Almost each one of us has read Sherlock Holmes at some point in time. But have you wondered how Sherlock got his name, here I give a short note on how Sherlock got his name and connection between the authors of Peter Pan, Sherlock Holmes, Winnie the Pooh?
Arthur Conan Doyle, very few people know Conan Doyle played first-class cricket too, during one such instance while playing for MCC he took seven Cambridgeshire wicket,1899 at Lords. The documents suggest that the former Nottinghamshire player Shacklock inspired Doyle with the name of his famous character Sherlock Holmes(an amalgam of Mordecai Sherwin and Frank Shacklock ). He penned down one of the funniest cricket stories “The Story of Spedegue’s Dropper.”(original title The Story of Pedegue’s Dropper).Tom Spedegue was an asthmatic schoolmaster and an avid cricket fan suffering from a weak heart. Sprague develops an underhand delivery to counter the Aussies, he eventually led England to a famous victory against their oldest rival.
Sir Arthur’s other contribution to cricket was the depiction of a French officer during a prisoner of war in his classic book “Brigadier Gerard stories”.
Doyle gave a vivid description of the game in the 38th volume of Strand Magazine. In his own words”I have only once felt smaller, and that was when I was bowled by A. P. Lucas, by the most singular ball that I have ever received. He propelled it like a quoit into the air to a height of at least thirty feet, and it fell straight and true on to the top of the bails. I have often wondered what a good batsman would have made of that ball. To play it one would have needed to turn the blade of the bat straight up, and could hardly fail to give a chance. I tried to cut it off my stumps, with the result that I knocked down my wicket and broke my bat, while the ball fell in the midst of this general chaos. I spent the rest of the day wondering gloomily what I ought to have done—and I am wondering yet.”

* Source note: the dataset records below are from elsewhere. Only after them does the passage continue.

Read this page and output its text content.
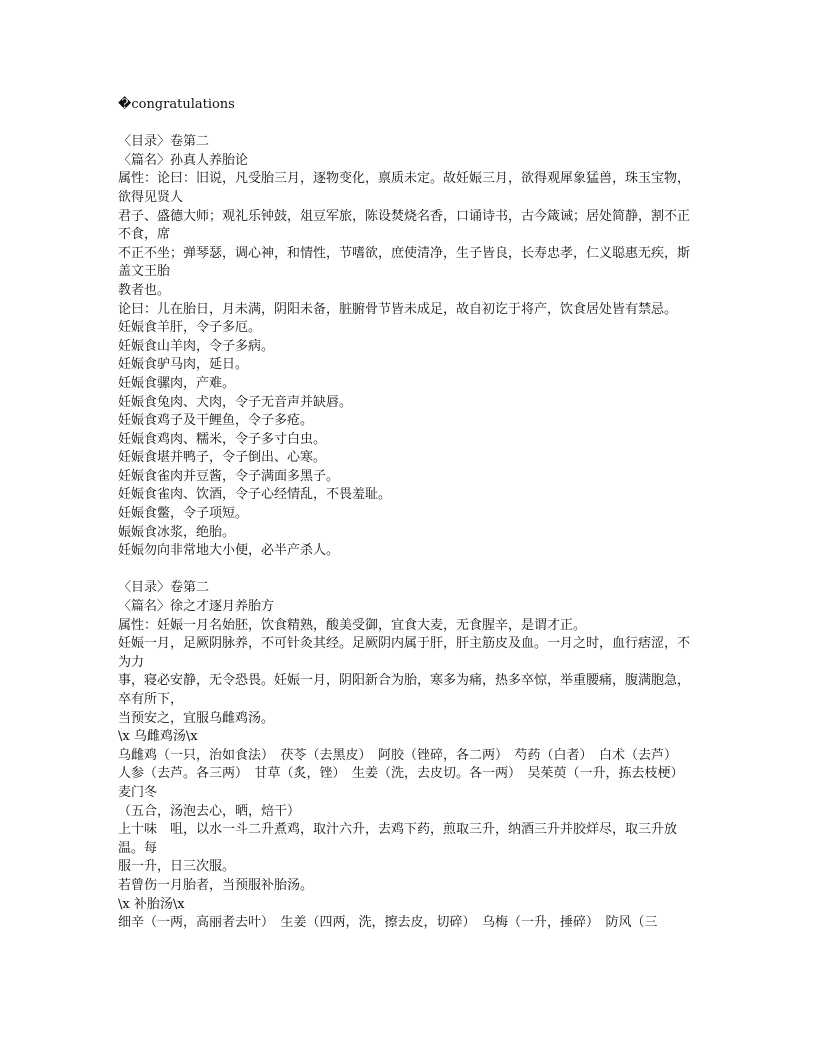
�congratulations
〈目录〉卷第二
〈篇名〉孙真人养胎论
属性：论曰：旧说，凡受胎三月，逐物变化，禀质未定。故妊娠三月，欲得观犀象猛兽，珠玉宝物，欲得见贤人
君子、盛德大师；观礼乐钟鼓，俎豆军旅，陈设焚烧名香，口诵诗书，古今箴诫；居处简静，割不正不食，席
不正不坐；弹琴瑟，调心神，和情性，节嗜欲，庶使清净，生子皆良，长寿忠孝，仁义聪惠无疾，斯盖文王胎
教者也。
论曰：儿在胎日，月未满，阴阳未备，脏腑骨节皆未成足，故自初讫于将产，饮食居处皆有禁忌。
妊娠食羊肝，令子多厄。
妊娠食山羊肉，令子多病。
妊娠食驴马肉，延日。
妊娠食骡肉，产难。
妊娠食兔肉、犬肉，令子无音声并缺唇。
妊娠食鸡子及干鲤鱼，令子多疮。
妊娠食鸡肉、糯米，令子多寸白虫。
妊娠食堪并鸭子，令子倒出、心寒。
妊娠食雀肉并豆酱，令子满面多黑子。
妊娠食雀肉、饮酒，令子心经情乱，不畏羞耻。
妊娠食鳖，令子项短。
娠娠食冰浆，绝胎。
妊娠勿向非常地大小便，必半产杀人。
〈目录〉卷第二
〈篇名〉徐之才逐月养胎方
属性：妊娠一月名始胚，饮食精熟，酸美受御，宜食大麦，无食腥辛，是谓才正。
妊娠一月，足厥阴脉养，不可针灸其经。足厥阴内属于肝，肝主筋皮及血。一月之时，血行痞涩，不为力
事，寝必安静，无令恐畏。妊娠一月，阴阳新合为胎，寒多为痛，热多卒惊，举重腰痛，腹满胞急，卒有所下，
当预安之，宜服乌雌鸡汤。
\x 乌雌鸡汤\x
乌雌鸡（一只，治如食法）　茯苓（去黑皮）　阿胶（锉碎，各二两）　芍药（白者）　白术（去芦）
人参（去芦。各三两）　甘草（炙，锉）　生姜（洗，去皮切。各一两）　吴茱萸（一升，拣去枝梗）　麦门冬
（五合，汤泡去心，晒，焙干）
上十味　咀，以水一斗二升煮鸡，取汁六升，去鸡下药，煎取三升，纳酒三升并胶烊尽，取三升放温。每
服一升，日三次服。
若曾伤一月胎者，当预服补胎汤。
\x 补胎汤\x
细辛（一两，高丽者去叶）　生姜（四两，洗，擦去皮，切碎）　乌梅（一升，捶碎）　防风（三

He also wrote a 19-verse poem after dismissing the legendary player W.G.Grace, his only first-class victim. On 25th August 1900, he took the prized wicket of W.G. Grace when the doctor skied/mistimed one of Doyle’s delivery only to be caught by wicketkeeper during a match against London County at Crystal Palace.
Doyle and Peter Pan writer JM Barrie played for the same team Allahakbarries C.C.(African word for ‘Heaven Help Us’)founded by Barrie. The club would play against the various villages in the Home Counties. The other celebrated author to play for the club was Rudyard Kipling, H. G. Wells, P. G. Wodehouse, G. K. Chesterton, Jerome K. Jerome, A. A. Milne, E. W. Hornung, A. E. W. Mason, Walter Raleigh, E. V. Lucas, Maurice Hewlett, Owen Seaman, Bernard Partridge, Augustine Birrell, Paul Du Chaillu, Henry Herbert La Thangue, George Cecil Ives, and George Llewelyn Davies.
Wisden wrote in Doyle’s obituary that “while never a famous cricketer, he could hit hard and bowl slows with puzzling flight. For MCC v Cambridgeshire at Lord’s, in 1899, he took seven wickets for 61 runs, and on the same ground two years later carried out his bat for 32 against Leicestershire, who had Woodcock, Geeson, and King to bowl for them.”